Marine-Only Collagen

Mostly type I from fish. Some folks prefer the taste in cold drinks. If you have fish allergies, skip marine products and choose another route.

Multi-Source Blends

Blends aim to cover more collagen types and may add vitamin C or probiotics. That’s the angle this Pure bag takes. Check your current label to see the exact mix and amounts because brands tweak formulas over time.

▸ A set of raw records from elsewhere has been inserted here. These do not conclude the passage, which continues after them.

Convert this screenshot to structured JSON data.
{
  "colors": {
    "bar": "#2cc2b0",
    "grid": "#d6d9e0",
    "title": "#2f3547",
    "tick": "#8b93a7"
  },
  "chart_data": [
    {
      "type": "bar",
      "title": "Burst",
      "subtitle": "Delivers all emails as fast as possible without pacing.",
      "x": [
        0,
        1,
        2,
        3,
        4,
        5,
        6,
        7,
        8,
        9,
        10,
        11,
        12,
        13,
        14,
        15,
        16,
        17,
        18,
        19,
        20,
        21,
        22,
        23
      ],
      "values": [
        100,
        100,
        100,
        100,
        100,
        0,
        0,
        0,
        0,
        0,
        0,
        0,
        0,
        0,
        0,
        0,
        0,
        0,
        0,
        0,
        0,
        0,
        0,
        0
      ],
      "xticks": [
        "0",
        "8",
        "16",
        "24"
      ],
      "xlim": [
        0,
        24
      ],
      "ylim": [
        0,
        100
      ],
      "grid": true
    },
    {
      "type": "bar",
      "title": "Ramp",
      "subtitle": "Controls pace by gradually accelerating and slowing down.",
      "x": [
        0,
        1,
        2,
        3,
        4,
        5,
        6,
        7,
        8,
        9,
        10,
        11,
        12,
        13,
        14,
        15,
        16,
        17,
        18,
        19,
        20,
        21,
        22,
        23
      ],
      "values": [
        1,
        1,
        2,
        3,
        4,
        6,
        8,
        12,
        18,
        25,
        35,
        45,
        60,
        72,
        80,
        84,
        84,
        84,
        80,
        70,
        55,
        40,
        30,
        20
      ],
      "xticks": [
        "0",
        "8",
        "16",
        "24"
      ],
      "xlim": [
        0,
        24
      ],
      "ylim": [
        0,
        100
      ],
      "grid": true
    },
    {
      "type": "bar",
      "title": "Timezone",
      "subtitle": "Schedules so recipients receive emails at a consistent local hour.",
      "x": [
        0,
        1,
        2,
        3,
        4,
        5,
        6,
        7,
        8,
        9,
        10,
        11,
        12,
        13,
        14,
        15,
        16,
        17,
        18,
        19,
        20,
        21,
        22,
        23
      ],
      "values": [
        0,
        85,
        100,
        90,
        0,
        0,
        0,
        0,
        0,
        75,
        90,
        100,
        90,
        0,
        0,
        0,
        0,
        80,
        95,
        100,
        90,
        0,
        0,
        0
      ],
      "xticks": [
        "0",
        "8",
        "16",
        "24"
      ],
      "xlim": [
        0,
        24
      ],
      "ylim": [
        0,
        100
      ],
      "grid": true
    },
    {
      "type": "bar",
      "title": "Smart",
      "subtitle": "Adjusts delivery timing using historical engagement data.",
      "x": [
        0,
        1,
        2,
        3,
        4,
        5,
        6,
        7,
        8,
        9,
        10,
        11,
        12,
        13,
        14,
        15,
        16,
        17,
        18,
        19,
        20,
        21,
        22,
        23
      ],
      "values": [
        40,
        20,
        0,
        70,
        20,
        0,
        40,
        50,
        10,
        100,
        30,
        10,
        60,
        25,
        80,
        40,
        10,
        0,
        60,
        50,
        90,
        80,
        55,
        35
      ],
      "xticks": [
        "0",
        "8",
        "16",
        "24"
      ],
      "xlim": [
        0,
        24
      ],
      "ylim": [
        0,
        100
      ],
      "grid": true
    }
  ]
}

Mixing Guide: Liquids, Texture, And Flavor Notes
Liquid Texture Result Flavor Notes
Hot coffee or tea Silky; no grit with a frother Neutral; lets coffee shine
Milk or alt-milk Creamy body; thicker sip Mild dairy or nut profile
Water + ice Light; shakes smooth Clean, faintly savory
Yogurt or oats Spoonable; blends in fast Hidden; flavor unchanged
Fruit smoothie Full-bodied; no chalk All fruit up front

Reading The Amino Acid Panel

Collagen peptides sit high in glycine, proline, hydroxyproline, and alanine, and relatively low in branched-chain amino acids. That’s why this powder supports connective tissues while complete proteins do the heavy lifting for muscle. The database panel shows glycine at ~2.25 g, proline at ~1.34 g, and hydroxyproline at ~1.01 g per 10 g scoop.

Who Should Skip Or Adjust

Have a fish, egg, or chicken allergy? Multi-source blends may include one or more of those inputs, so pick a single-source option that avoids your trigger. If you’re pregnant, nursing, taking medication, or preparing for surgery, talk with your clinician first. That advice applies to any supplement, not just collagen.

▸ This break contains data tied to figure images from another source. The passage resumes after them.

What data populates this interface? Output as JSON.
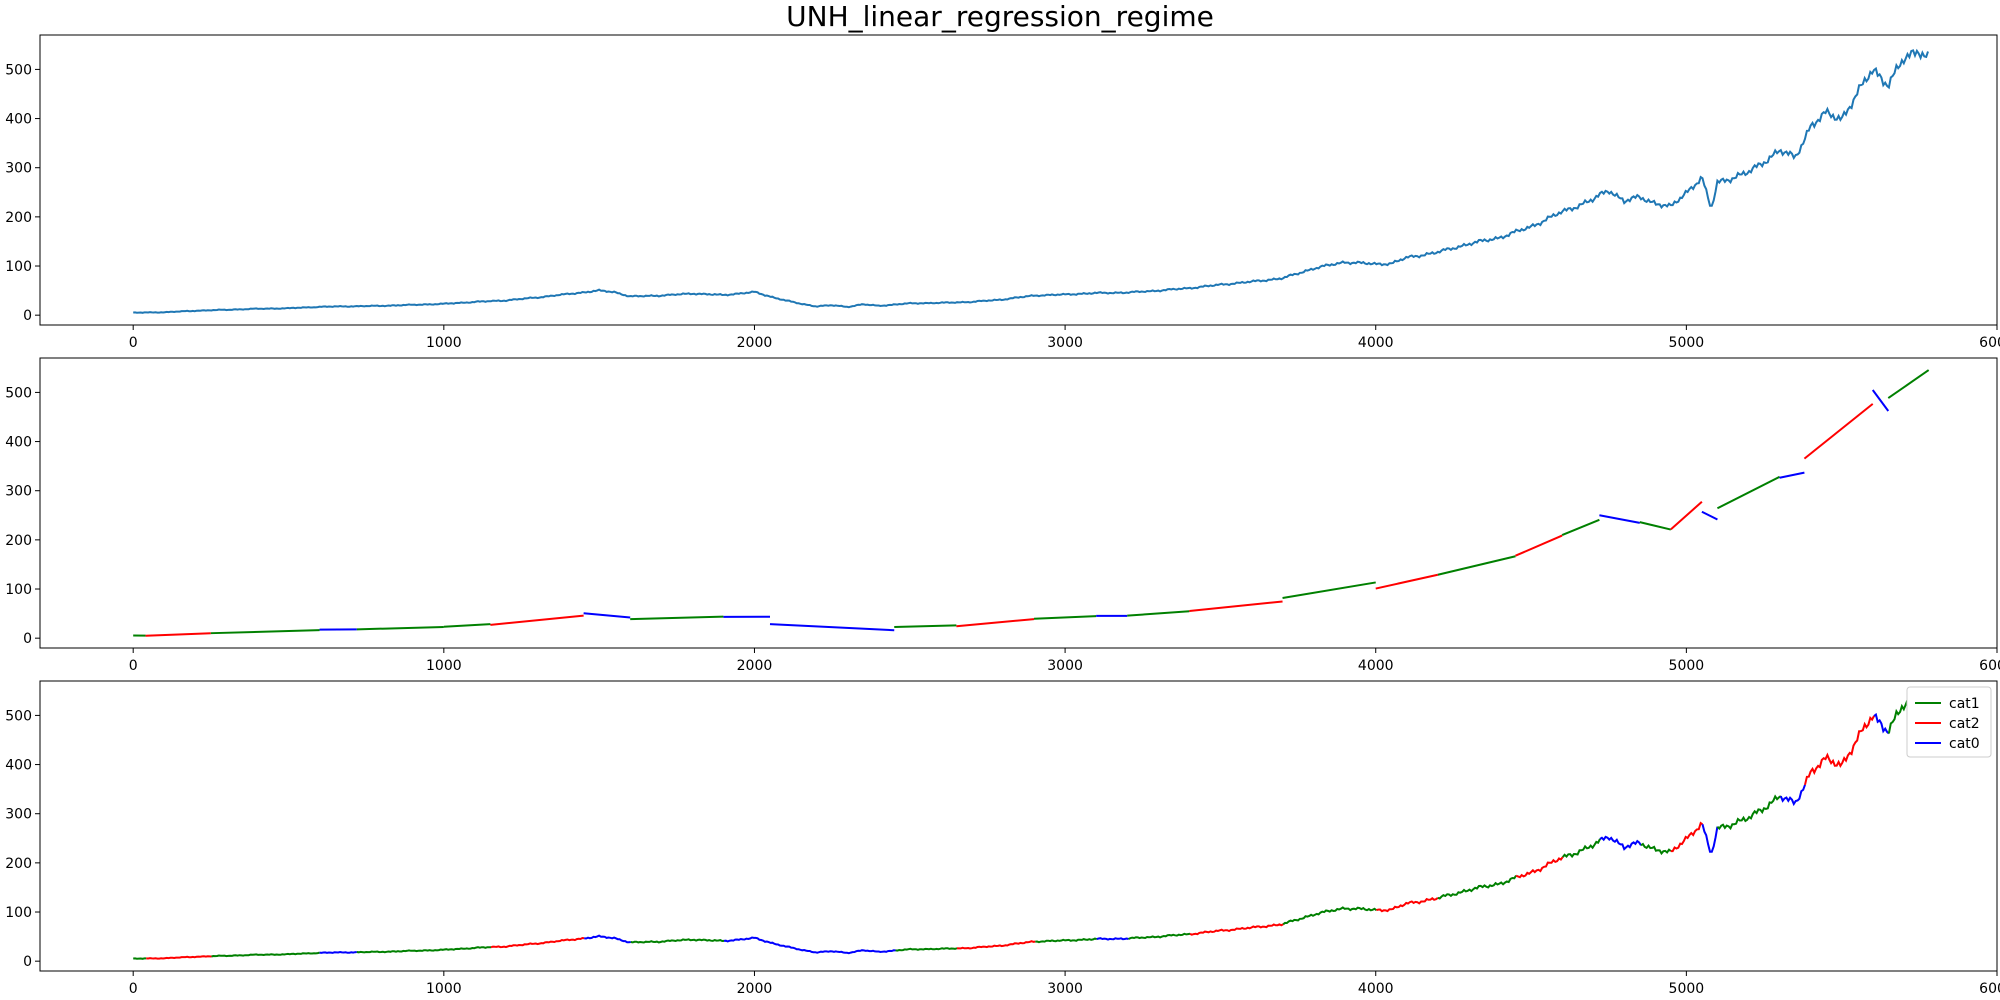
{
  "chart_data": {
    "title": "UNH_linear_regression_regime",
    "type": "line",
    "colors": {
      "price": "#1f77b4",
      "cat1": "green",
      "cat2": "red",
      "cat0": "blue"
    },
    "xlim": [
      -300,
      6000
    ],
    "ylim": [
      -20,
      570
    ],
    "x_ticks": [
      0,
      1000,
      2000,
      3000,
      4000,
      5000,
      6000
    ],
    "y_ticks": [
      0,
      100,
      200,
      300,
      400,
      500
    ],
    "legend": {
      "placement": "top-right",
      "entries": [
        "cat1",
        "cat2",
        "cat0"
      ]
    },
    "price_anchors": [
      [
        0,
        5
      ],
      [
        100,
        6
      ],
      [
        200,
        9
      ],
      [
        300,
        11
      ],
      [
        400,
        13
      ],
      [
        500,
        14
      ],
      [
        600,
        17
      ],
      [
        700,
        18
      ],
      [
        800,
        19
      ],
      [
        900,
        21
      ],
      [
        1000,
        23
      ],
      [
        1100,
        27
      ],
      [
        1200,
        30
      ],
      [
        1300,
        36
      ],
      [
        1400,
        43
      ],
      [
        1500,
        50
      ],
      [
        1550,
        47
      ],
      [
        1600,
        38
      ],
      [
        1700,
        40
      ],
      [
        1800,
        44
      ],
      [
        1900,
        41
      ],
      [
        2000,
        47
      ],
      [
        2050,
        38
      ],
      [
        2100,
        30
      ],
      [
        2150,
        23
      ],
      [
        2200,
        18
      ],
      [
        2250,
        20
      ],
      [
        2300,
        17
      ],
      [
        2350,
        22
      ],
      [
        2400,
        19
      ],
      [
        2500,
        24
      ],
      [
        2600,
        25
      ],
      [
        2700,
        27
      ],
      [
        2800,
        32
      ],
      [
        2900,
        40
      ],
      [
        3000,
        42
      ],
      [
        3100,
        45
      ],
      [
        3200,
        46
      ],
      [
        3300,
        50
      ],
      [
        3400,
        55
      ],
      [
        3500,
        62
      ],
      [
        3600,
        68
      ],
      [
        3700,
        75
      ],
      [
        3800,
        95
      ],
      [
        3900,
        108
      ],
      [
        4000,
        104
      ],
      [
        4050,
        105
      ],
      [
        4100,
        117
      ],
      [
        4200,
        128
      ],
      [
        4300,
        145
      ],
      [
        4400,
        158
      ],
      [
        4500,
        180
      ],
      [
        4600,
        210
      ],
      [
        4700,
        235
      ],
      [
        4750,
        255
      ],
      [
        4800,
        232
      ],
      [
        4850,
        240
      ],
      [
        4900,
        228
      ],
      [
        4950,
        220
      ],
      [
        5000,
        250
      ],
      [
        5050,
        280
      ],
      [
        5080,
        215
      ],
      [
        5100,
        270
      ],
      [
        5200,
        290
      ],
      [
        5300,
        335
      ],
      [
        5350,
        320
      ],
      [
        5400,
        385
      ],
      [
        5450,
        410
      ],
      [
        5500,
        400
      ],
      [
        5550,
        450
      ],
      [
        5600,
        500
      ],
      [
        5650,
        470
      ],
      [
        5700,
        520
      ],
      [
        5750,
        540
      ],
      [
        5780,
        525
      ]
    ],
    "regimes": [
      [
        0,
        40,
        "cat1"
      ],
      [
        40,
        250,
        "cat2"
      ],
      [
        250,
        600,
        "cat1"
      ],
      [
        600,
        720,
        "cat0"
      ],
      [
        720,
        1000,
        "cat1"
      ],
      [
        1000,
        1150,
        "cat1"
      ],
      [
        1150,
        1450,
        "cat2"
      ],
      [
        1450,
        1600,
        "cat0"
      ],
      [
        1600,
        1900,
        "cat1"
      ],
      [
        1900,
        2050,
        "cat0"
      ],
      [
        2050,
        2450,
        "cat0"
      ],
      [
        2450,
        2650,
        "cat1"
      ],
      [
        2650,
        2900,
        "cat2"
      ],
      [
        2900,
        3100,
        "cat1"
      ],
      [
        3100,
        3200,
        "cat0"
      ],
      [
        3200,
        3400,
        "cat1"
      ],
      [
        3400,
        3700,
        "cat2"
      ],
      [
        3700,
        4000,
        "cat1"
      ],
      [
        4000,
        4200,
        "cat2"
      ],
      [
        4200,
        4450,
        "cat1"
      ],
      [
        4450,
        4600,
        "cat2"
      ],
      [
        4600,
        4720,
        "cat1"
      ],
      [
        4720,
        4850,
        "cat0"
      ],
      [
        4850,
        4950,
        "cat1"
      ],
      [
        4950,
        5050,
        "cat2"
      ],
      [
        5050,
        5100,
        "cat0"
      ],
      [
        5100,
        5300,
        "cat1"
      ],
      [
        5300,
        5380,
        "cat0"
      ],
      [
        5380,
        5600,
        "cat2"
      ],
      [
        5600,
        5650,
        "cat0"
      ],
      [
        5650,
        5780,
        "cat1"
      ]
    ]
  }
}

How To Choose A Bag Confidently

Check The Sources And Types

Scan the Supplement Facts and ingredient list for source animals and collagen types. Multi-source blends often list bovine, chicken, marine, and eggshell membrane, with types I/II/III/V/X most common. The Canada page details a similar approach.

Match The Serving To Your Goal

If you want a gentle addition, one scoop does the trick. Targeting the brand’s full serving of peptides? Two scoops reaches ~20 g collagen and the vitamin C shown on the label.

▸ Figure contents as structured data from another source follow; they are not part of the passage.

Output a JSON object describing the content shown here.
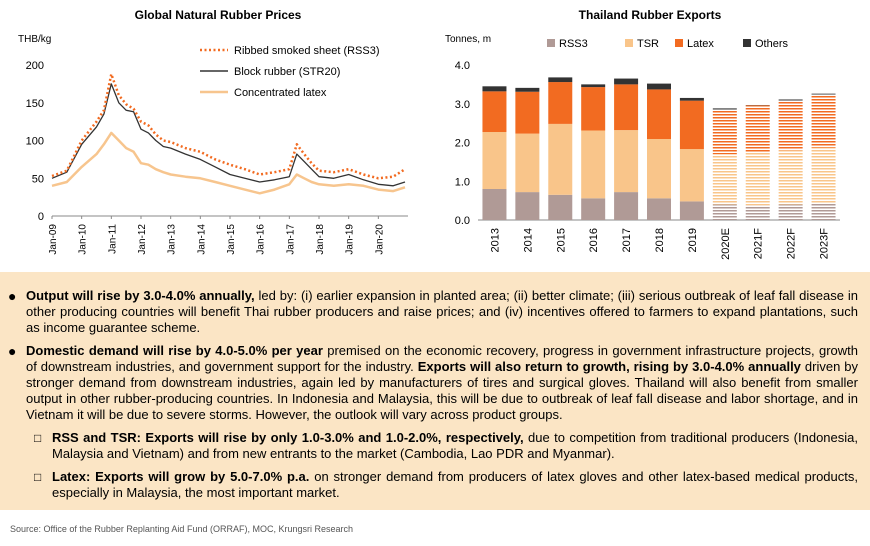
{
  "chart_data": [
    {
      "type": "line",
      "title": "Global Natural Rubber Prices",
      "ylabel": "THB/kg",
      "ylim": [
        0,
        200
      ],
      "yticks": [
        0,
        50,
        100,
        150,
        200
      ],
      "xticks": [
        "Jan-09",
        "Jan-10",
        "Jan-11",
        "Jan-12",
        "Jan-13",
        "Jan-14",
        "Jan-15",
        "Jan-16",
        "Jan-17",
        "Jan-18",
        "Jan-19",
        "Jan-20"
      ],
      "x": [
        2009.0,
        2009.5,
        2010.0,
        2010.5,
        2010.75,
        2011.0,
        2011.25,
        2011.5,
        2011.75,
        2012.0,
        2012.25,
        2012.5,
        2012.75,
        2013.0,
        2013.5,
        2014.0,
        2014.5,
        2015.0,
        2015.5,
        2016.0,
        2016.5,
        2017.0,
        2017.25,
        2017.5,
        2017.75,
        2018.0,
        2018.5,
        2019.0,
        2019.5,
        2020.0,
        2020.5,
        2020.9
      ],
      "series": [
        {
          "name": "Ribbed smoked sheet (RSS3)",
          "style": "dotted",
          "color": "#f26b21",
          "values": [
            53,
            60,
            100,
            125,
            140,
            188,
            160,
            148,
            142,
            125,
            120,
            108,
            100,
            98,
            90,
            85,
            75,
            68,
            62,
            55,
            58,
            62,
            95,
            82,
            70,
            60,
            58,
            62,
            55,
            50,
            52,
            62
          ]
        },
        {
          "name": "Block rubber (STR20)",
          "style": "solid",
          "color": "#333333",
          "values": [
            50,
            58,
            95,
            118,
            135,
            175,
            150,
            140,
            138,
            115,
            110,
            100,
            92,
            90,
            82,
            75,
            65,
            55,
            50,
            45,
            48,
            52,
            82,
            72,
            62,
            52,
            50,
            55,
            48,
            42,
            40,
            45
          ]
        },
        {
          "name": "Concentrated latex",
          "style": "solid",
          "color": "#f7c58e",
          "values": [
            40,
            45,
            65,
            82,
            95,
            110,
            100,
            90,
            85,
            70,
            68,
            62,
            58,
            55,
            52,
            50,
            45,
            40,
            35,
            30,
            35,
            42,
            55,
            50,
            45,
            42,
            40,
            42,
            40,
            35,
            33,
            38
          ]
        }
      ]
    },
    {
      "type": "bar",
      "stacked": true,
      "title": "Thailand Rubber Exports",
      "ylabel": "Tonnes, m",
      "ylim": [
        0,
        4.0
      ],
      "yticks": [
        "0.0",
        "1.0",
        "2.0",
        "3.0",
        "4.0"
      ],
      "categories": [
        "2013",
        "2014",
        "2015",
        "2016",
        "2017",
        "2018",
        "2019",
        "2020E",
        "2021F",
        "2022F",
        "2023F"
      ],
      "forecast_from": "2020E",
      "series": [
        {
          "name": "RSS3",
          "color": "#b09a96",
          "values": [
            0.8,
            0.72,
            0.65,
            0.56,
            0.72,
            0.56,
            0.48,
            0.4,
            0.38,
            0.4,
            0.42
          ]
        },
        {
          "name": "TSR",
          "color": "#f9c58a",
          "values": [
            1.47,
            1.51,
            1.83,
            1.75,
            1.6,
            1.53,
            1.35,
            1.3,
            1.35,
            1.4,
            1.45
          ]
        },
        {
          "name": "Latex",
          "color": "#f26b21",
          "values": [
            1.05,
            1.08,
            1.08,
            1.12,
            1.18,
            1.28,
            1.25,
            1.15,
            1.23,
            1.27,
            1.35
          ]
        },
        {
          "name": "Others",
          "color": "#333333",
          "values": [
            0.13,
            0.1,
            0.12,
            0.07,
            0.15,
            0.15,
            0.07,
            0.03,
            0.04,
            0.04,
            0.04
          ]
        }
      ]
    }
  ],
  "text": {
    "p1_bold": "Output will rise by 3.0-4.0% annually,",
    "p1_rest": " led by: (i) earlier expansion in planted area; (ii) better climate; (iii) serious outbreak of leaf fall disease in other producing countries will benefit Thai rubber producers and raise prices; and (iv) incentives offered to farmers to expand plantations, such as income guarantee scheme.",
    "p2_bold1": "Domestic demand will rise by 4.0-5.0% per year",
    "p2_mid": " premised on the economic recovery, progress in government infrastructure projects, growth of downstream industries, and government support for the industry. ",
    "p2_bold2": "Exports will also return to growth, rising by 3.0-4.0% annually",
    "p2_rest": " driven by stronger demand from downstream industries, again led by manufacturers of tires and surgical gloves. Thailand will also benefit from smaller output in other rubber-producing countries. In Indonesia and Malaysia, this will be due to outbreak of leaf fall disease and labor shortage, and in Vietnam it will be due to severe storms. However, the outlook will vary across product groups.",
    "s1_bold": "RSS and TSR: Exports will rise by only 1.0-3.0% and 1.0-2.0%, respectively,",
    "s1_rest": " due to competition from traditional producers (Indonesia, Malaysia and Vietnam) and from new entrants to the market (Cambodia, Lao PDR and Myanmar).",
    "s2_bold": "Latex: Exports will grow by 5.0-7.0% p.a.",
    "s2_rest": " on stronger demand from producers of latex gloves and other latex-based medical products, especially in Malaysia, the most important market.",
    "source": "Source: Office of the Rubber Replanting Aid Fund (ORRAF), MOC, Krungsri Research"
  }
}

Look For Clear Claims And Disclaimers

Responsible brands keep claims to structure/function territory and include the FDA-required disclaimer. That’s a good sign you’re reading honest marketing rather than disease claims. You can read how those rules work in the FDA structure/function overview.

Bottom Line For Daily Use

If you want a neutral, mix-anywhere collagen with vitamin C built in, this Pure bag is easy to live with. One scoop in coffee in the morning, another in a smoothie later if you like. Keep complete proteins on your plate, give it a few months, and track how your skin, nails, and joints feel while you move through normal life. The brand’s serving guidance, third-party database numbers, and current evidence base all point to a steady, consistent approach rather than quick drama.